If loaches stop eating snails then starve them for a few days and they usually go back to eating snails. Think about it from the loaches point of view, why should I go out looking for snails when a nice person makes me fat with flake food and bloodworm.


----------



## tanker (7 Oct 2008)

mini puffers. they're the best, and their appetite is large... can clear your snails within days. then u'll notice lots of dead snail shells that has turned white on your substrate, looks like snail mass grave   

but puffers also eat shrimps, harass oto, snaller fish. uncontrollable.


----------



## Jeremy (8 Oct 2008)

Paradise fish are killer snail eaters, as are convict cichlids.

Wouldn't have convicts in a planted tank though due to aggression, although they do eat filamentous algae too.


----------



## George Farmer (8 Oct 2008)

san-ho-zay said:
			
		

> Botia striata are a great little fish. They interact so much you'd get more out of them with a larger group though. Even one more would be better. Five is a good minimum.

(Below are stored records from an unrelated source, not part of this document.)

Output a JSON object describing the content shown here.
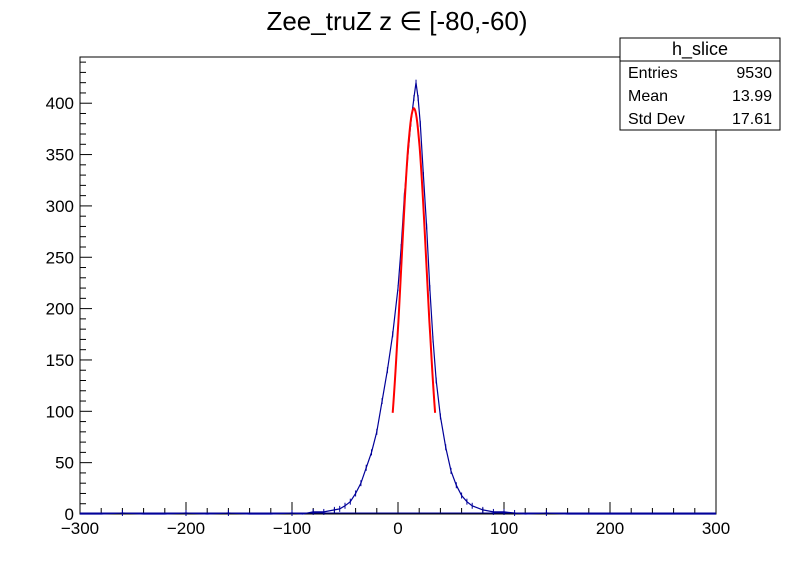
{
  "chart_data": {
    "type": "histogram",
    "title": "Zee_truZ z  ∈ [-80,-60)",
    "xlabel": "",
    "ylabel": "",
    "xlim": [
      -300,
      300
    ],
    "ylim": [
      0,
      445
    ],
    "x_ticks": [
      -300,
      -200,
      -100,
      0,
      100,
      200,
      300
    ],
    "x_tick_labels": [
      "−300",
      "−200",
      "−100",
      "0",
      "100",
      "200",
      "300"
    ],
    "y_ticks": [
      0,
      50,
      100,
      150,
      200,
      250,
      300,
      350,
      400
    ],
    "y_tick_labels": [
      "0",
      "50",
      "100",
      "150",
      "200",
      "250",
      "300",
      "350",
      "400"
    ],
    "histogram_color": "#000099",
    "fit_color": "#ff0000",
    "series": [
      {
        "values_description": "bin center x, count",
        "points": [
          [
            -300,
            0
          ],
          [
            -280,
            0
          ],
          [
            -260,
            1
          ],
          [
            -240,
            0
          ],
          [
            -220,
            0
          ],
          [
            -200,
            1
          ],
          [
            -180,
            0
          ],
          [
            -160,
            1
          ],
          [
            -140,
            0
          ],
          [
            -120,
            0
          ],
          [
            -100,
            1
          ],
          [
            -90,
            0
          ],
          [
            -80,
            2
          ],
          [
            -70,
            2
          ],
          [
            -60,
            4
          ],
          [
            -55,
            5
          ],
          [
            -50,
            8
          ],
          [
            -45,
            12
          ],
          [
            -40,
            20
          ],
          [
            -35,
            30
          ],
          [
            -30,
            45
          ],
          [
            -25,
            60
          ],
          [
            -20,
            80
          ],
          [
            -15,
            110
          ],
          [
            -10,
            140
          ],
          [
            -5,
            175
          ],
          [
            0,
            220
          ],
          [
            3,
            260
          ],
          [
            6,
            310
          ],
          [
            9,
            345
          ],
          [
            12,
            380
          ],
          [
            15,
            405
          ],
          [
            17,
            420
          ],
          [
            19,
            405
          ],
          [
            21,
            380
          ],
          [
            24,
            330
          ],
          [
            27,
            280
          ],
          [
            30,
            220
          ],
          [
            33,
            170
          ],
          [
            36,
            130
          ],
          [
            40,
            95
          ],
          [
            45,
            65
          ],
          [
            50,
            42
          ],
          [
            55,
            28
          ],
          [
            60,
            18
          ],
          [
            65,
            12
          ],
          [
            70,
            8
          ],
          [
            80,
            4
          ],
          [
            90,
            2
          ],
          [
            100,
            2
          ],
          [
            110,
            1
          ],
          [
            120,
            0
          ],
          [
            140,
            1
          ],
          [
            160,
            0
          ],
          [
            180,
            0
          ],
          [
            200,
            0
          ],
          [
            220,
            0
          ],
          [
            240,
            0
          ],
          [
            260,
            0
          ],
          [
            280,
            0
          ],
          [
            300,
            0
          ]
        ]
      }
    ],
    "fit": {
      "type": "gaus",
      "x_range": [
        -5,
        35
      ],
      "mean": 15,
      "sigma": 12,
      "amplitude": 395
    },
    "stats_box": {
      "title": "h_slice",
      "rows": [
        {
          "label": "Entries",
          "value": "9530"
        },
        {
          "label": "Mean",
          "value": "13.99"
        },
        {
          "label": "Std Dev",
          "value": "17.61"
        }
      ]
    }
  }
}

They typically grow to about 3" SL.



Totally agree with the above.  Great fish in their own right, and super snail destroyers.


----------



## Vito (14 Oct 2008)

Well I must say the 2 Botia striata have eliminated all the snails and they are a great addition to my tank, not only do they serve a pupose but they also look really nice and I have never been a fan of loaches...

The only thing is I think they might be the culprits of my HC uprooting time to time... any way I would have to say they are really active and seem to be happy, thanks for all the advice guys, really appreciate it.

Vito


----------